A new set of solutions (still at their infancy) appear to be challenging network virtualization benefits by removing the need for network-level segmentation. These solutions assume a simple, flat network, where every process or workload is still uniquely identified through its IP address and port numbers. They attempt to solve the segmentation problem by distributing ACLs to every host. The concept is quite simple: If there are two domains of workloads (call them A and B), the policy problem can be solved by installing an ACL on every server that hosts workload A with a rule that allows communication between A and B. Assuming a control and management plane that allows identification of workloads and distribution of state, segmentation problems are pretty much “solved.”
But, flattening the networks comes with its own penalties. Let us consider a simple scenario where workloads A and B are composed of 20 containers each and placed in 40 different hosts. A flat topology requires creating and maintaining 400 ACL rules. Each server that hosts a container of type A must have an ACL to allow connectivity to any of the containers of type B (20 per server). Now, if we are to consider a data center with 1000 workloads each with 20 containers, we quickly realize that there is the management nightmare of hundreds of thousands of ACLs.
There are two key issues at this juncture: First, there is a question of the convergence. Even if we are successful at distributing ACLs every time a workload is activated, when a new container is added to a target set, the control plane would need to update the ACL rules on all servers that host related containers. In application environments with ephemeral micro-services or event-based mechanisms (see AWS Lambda), where a process (container) is only instantiated to complete a specific task and terminates afterwards, the control plane will have to sustain an activation rate of several thousand ACLs per second. Second, on the performance front, introducing 1,000s of ACLs on every host has its own challenges since ACL lookup algorithms are essentially point location problems in a multi-dimensional space with significant per-packet complexity. Current Linux systems with ipsets give the illusion of simplicity with a space-time trade off, but still require several CPU cycles for every packet.
So, one has to ask the question: If network based segmentation (VLANs, network virtualization, etc.) create operational complexity and if flat networks with ACLs cannot scale, are there any alternatives?

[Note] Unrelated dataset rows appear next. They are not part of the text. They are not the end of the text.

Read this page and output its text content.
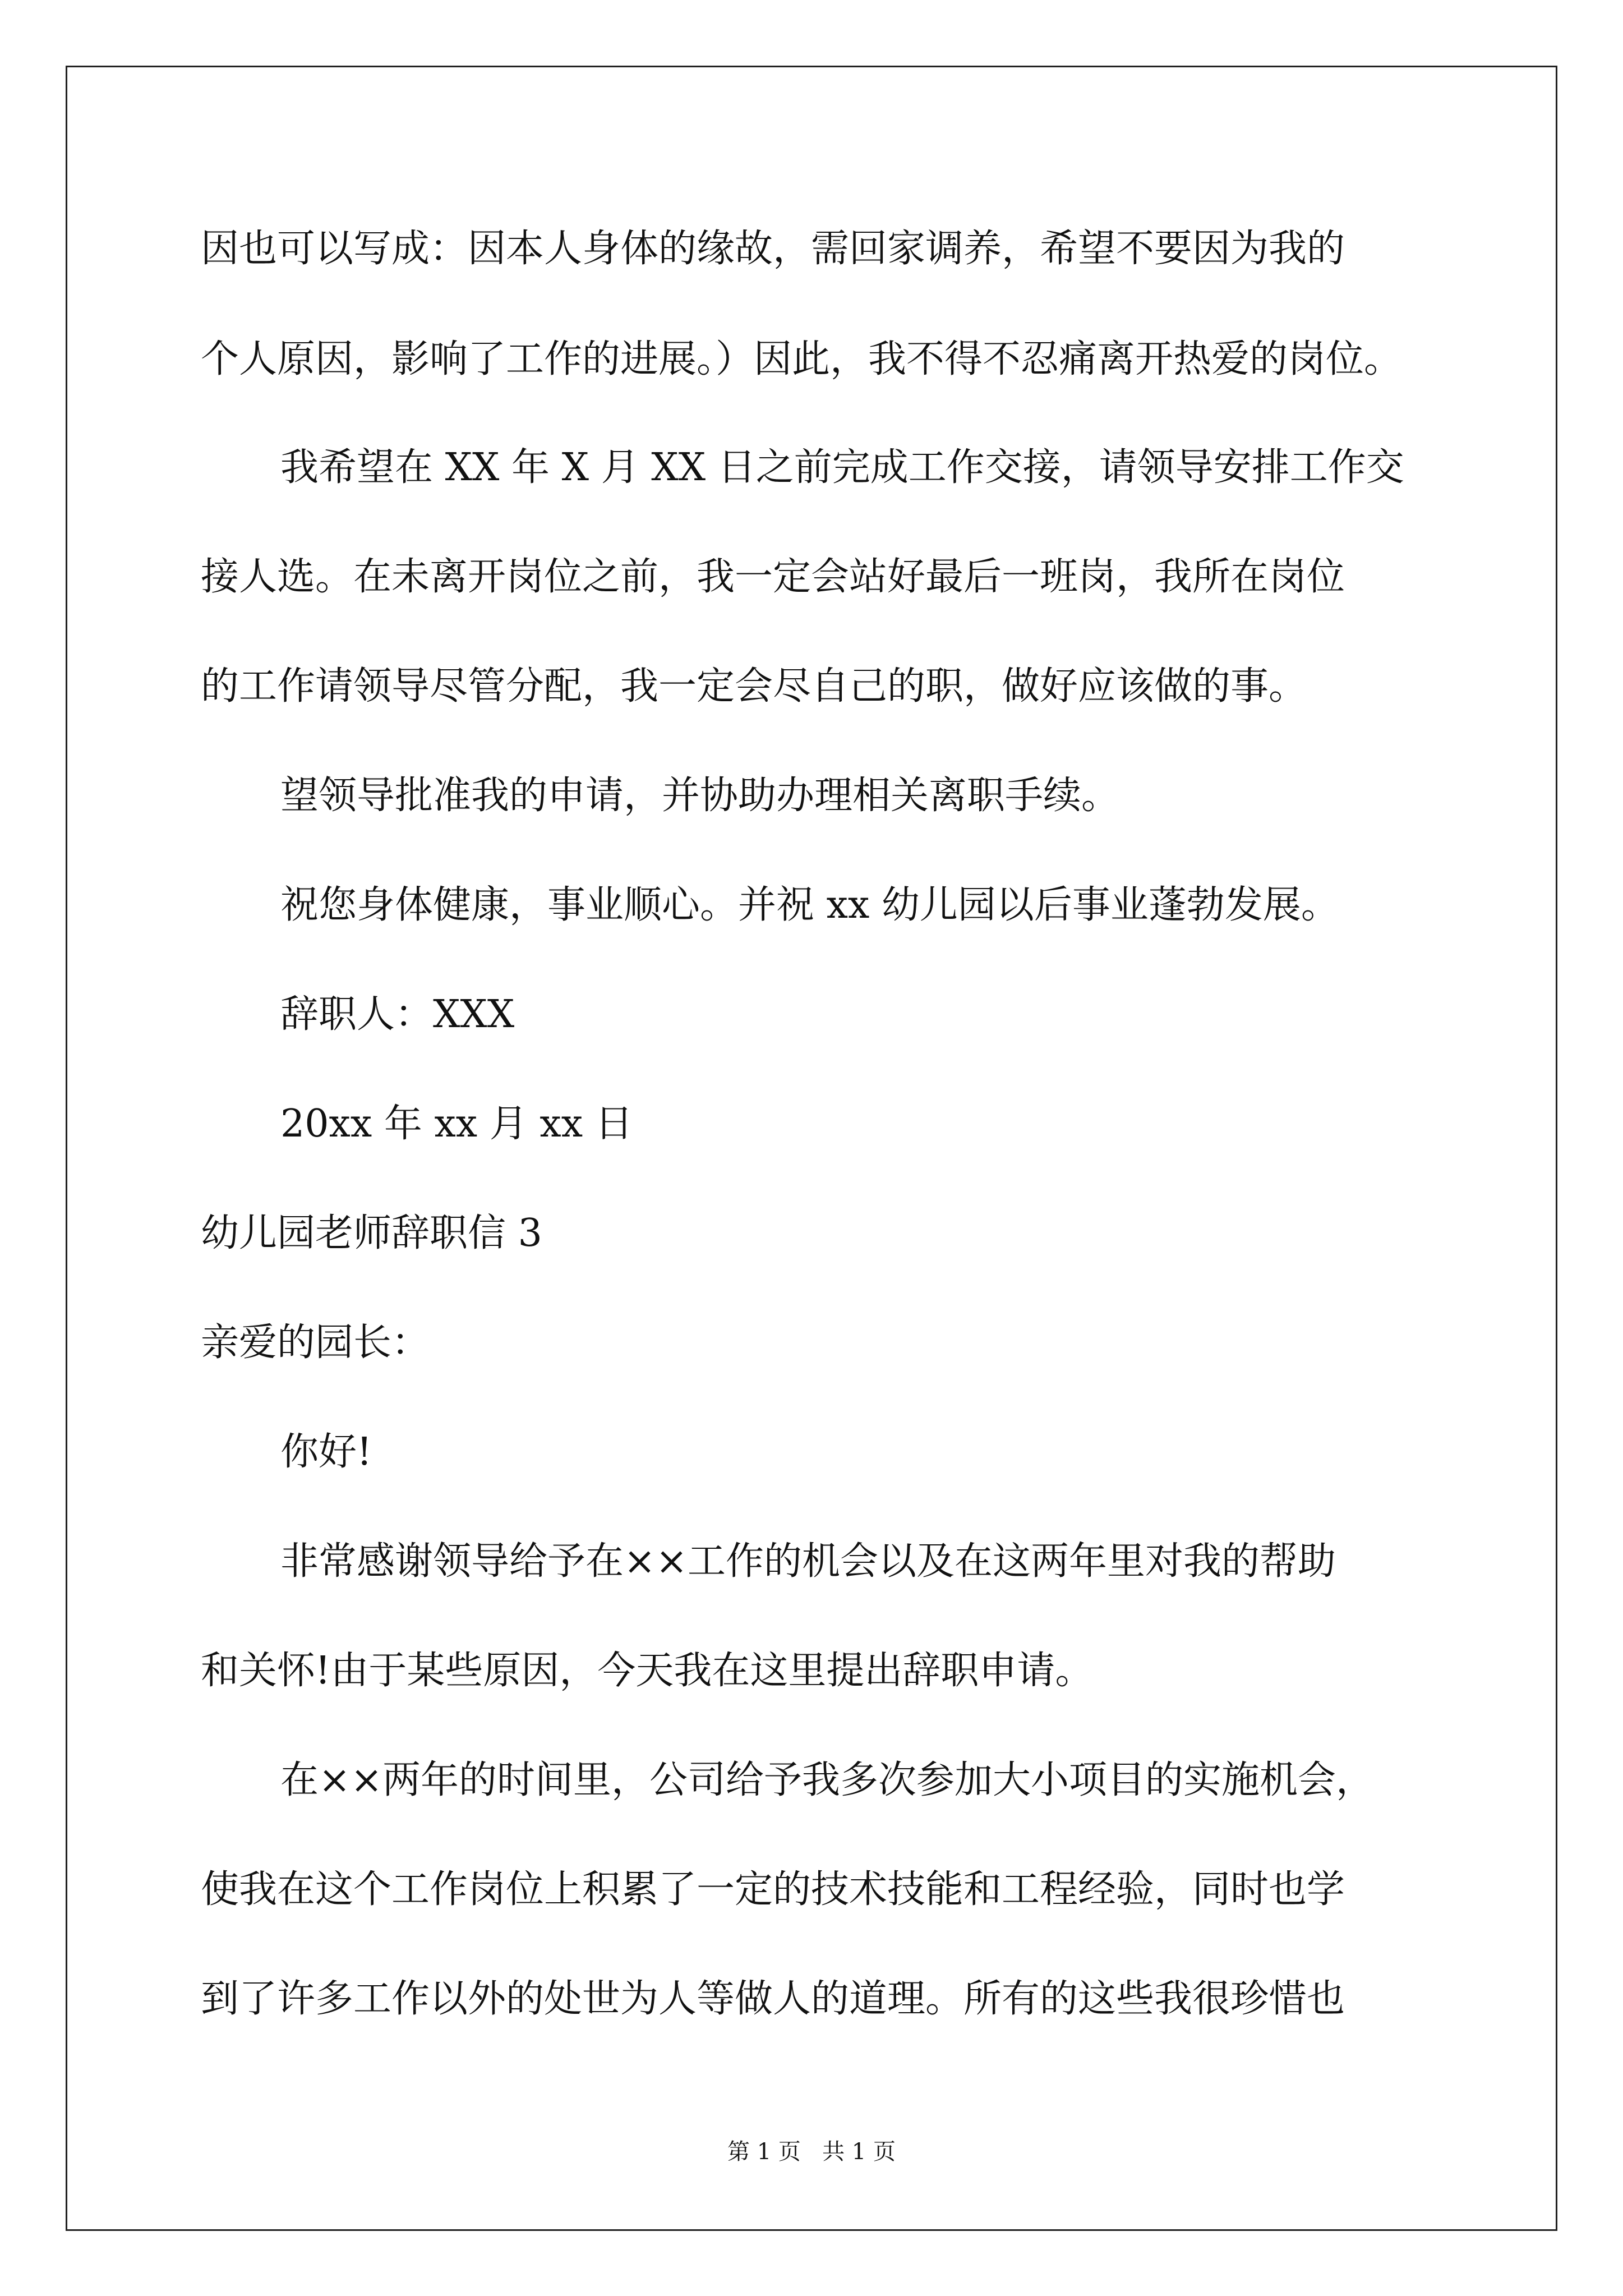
因也可以写成：因本人身体的缘故，需回家调养，希望不要因为我的
个人原因，影响了工作的进展。）因此，我不得不忍痛离开热爱的岗位。
我希望在 XX 年 X 月 XX 日之前完成工作交接，请领导安排工作交
接人选。在未离开岗位之前，我一定会站好最后一班岗，我所在岗位
的工作请领导尽管分配，我一定会尽自己的职，做好应该做的事。
望领导批准我的申请，并协助办理相关离职手续。
祝您身体健康，事业顺心。并祝 xx 幼儿园以后事业蓬勃发展。
辞职人：XXX
20xx 年 xx 月 xx 日
幼儿园老师辞职信 3
亲爱的园长：
你好!
非常感谢领导给予在××工作的机会以及在这两年里对我的帮助
和关怀!由于某些原因，今天我在这里提出辞职申请。
在××两年的时间里，公司给予我多次参加大小项目的实施机会，
使我在这个工作岗位上积累了一定的技术技能和工程经验，同时也学
到了许多工作以外的处世为人等做人的道理。所有的这些我很珍惜也
第 1 页   共 1 页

We need to be pursing Trust-Centric Security; instead and for years, we have been pursuing networking solutions for a trust problem between domains instead of focusing on understanding the problem itself. The key “requirement” is to control information flow between the components (services) that form an application. Services need to be identified by their characteristics and not by their IP addresses that should only be used as location and routing identifiers. Policies need to control information exchange between services and not between IP addresses. We essentially need to solve an authentication and authorization problem and not a packet ACL problem. The mechanisms used to forward packets and organize the network for operational reasons do not need to be coupled with security policies; the two must evolve independently.